As for the Annotated, it's not something that can be read all at once. I've been skipping around among the stories, looking at SPEC, SCAN, DYIN, EMPT, TWIS, and VEIL for example. Klinger's notes are often informative or helpful, but he too is quite fallible. For instance, in a piece about Mycroft, Klinger says that Mycroft is mentioned in only three stories GREE, EMPT, and BRUC. But actually Mycroft is mentioned in four, GREE, FINA, EMPT, and BRUC. Now, I could see him forgetting EMPT, since Holmes merely says that he contacted Mycroft for money while he was faking his death. But in FINA Mycroft is not merely mentioned; he appears in person, in disguise as the cabman that takes Watson to the station to meet Holmes.
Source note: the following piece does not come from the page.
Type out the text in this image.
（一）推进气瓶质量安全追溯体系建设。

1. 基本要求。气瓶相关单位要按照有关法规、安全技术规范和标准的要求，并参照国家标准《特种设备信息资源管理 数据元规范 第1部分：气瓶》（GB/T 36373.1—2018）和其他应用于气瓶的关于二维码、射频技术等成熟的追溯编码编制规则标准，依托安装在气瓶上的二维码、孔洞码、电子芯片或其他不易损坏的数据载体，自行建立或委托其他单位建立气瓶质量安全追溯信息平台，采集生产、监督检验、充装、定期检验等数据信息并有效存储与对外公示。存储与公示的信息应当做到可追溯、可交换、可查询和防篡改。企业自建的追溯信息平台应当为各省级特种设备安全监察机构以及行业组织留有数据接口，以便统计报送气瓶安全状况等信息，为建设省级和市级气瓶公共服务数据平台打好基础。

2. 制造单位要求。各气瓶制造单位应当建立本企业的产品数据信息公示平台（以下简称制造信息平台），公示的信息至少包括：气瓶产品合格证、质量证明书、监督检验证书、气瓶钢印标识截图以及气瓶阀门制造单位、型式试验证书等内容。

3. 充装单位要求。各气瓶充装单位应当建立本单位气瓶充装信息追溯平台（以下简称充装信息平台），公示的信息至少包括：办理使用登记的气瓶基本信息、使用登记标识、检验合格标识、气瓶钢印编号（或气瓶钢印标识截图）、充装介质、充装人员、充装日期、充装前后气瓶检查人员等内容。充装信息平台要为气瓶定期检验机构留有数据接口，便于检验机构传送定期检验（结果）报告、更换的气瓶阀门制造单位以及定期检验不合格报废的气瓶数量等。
In VEIL, Klinger goes into a long note trying to see how Watson calculated twenty-three years of Holmes being a detective, with seventeen years that Watson participated and recorded cases. Yet Klinger makes no such attempt to do a calculation based on SPEC's opening statement of "the last eight years" that Watson had been observing Holmes's cases.

Most upsetting of all is that, even in the Annotated, published in 2004, Klinger is talking of Holmes/Watson slash in the same manner as I saw in Chris Redmond's 1984 book. He makes reference to Larry Townsend's The Sexual Adventures of Sherlock Holmes in a note in TWIS (and another note that I've forgotten now). Apparently, to Sherlockians, Townsend's book is the only version of slash that they know. But it's not slash! It's gay porn. Slash is Rohase Piercy's novel My Dearest Holmes, which is about love and romance more than sex. Slash is all the stuff on my Sacrilege site and all the other archives that have started since then. It seems like traditional Sherlockians think, "There, I've cited Townsend's book. I have fulfilled my quota in acknowledging a gay Holmes/Watson vibe. Now I can ignore any homoerotic subtext and/or theories with impunity."

Townsend's book does not represent all slash fiction any more than straight Holmes porn represents all straight Holmes fiction. And believe me, there is plenty of straight Holmes pornography out there. Klinger himself knows this because he wrote a Baker Street Journal article detailing all the Sherlockian pornography he had collected, once he ran out of non-pornographic material to collect. Argh! Sometimes I think about publishing my Prelude novel on Feedbooks and distributing it far and wide so that Sherlockians cannot keep citing just Townsend's book. But it's probably futile.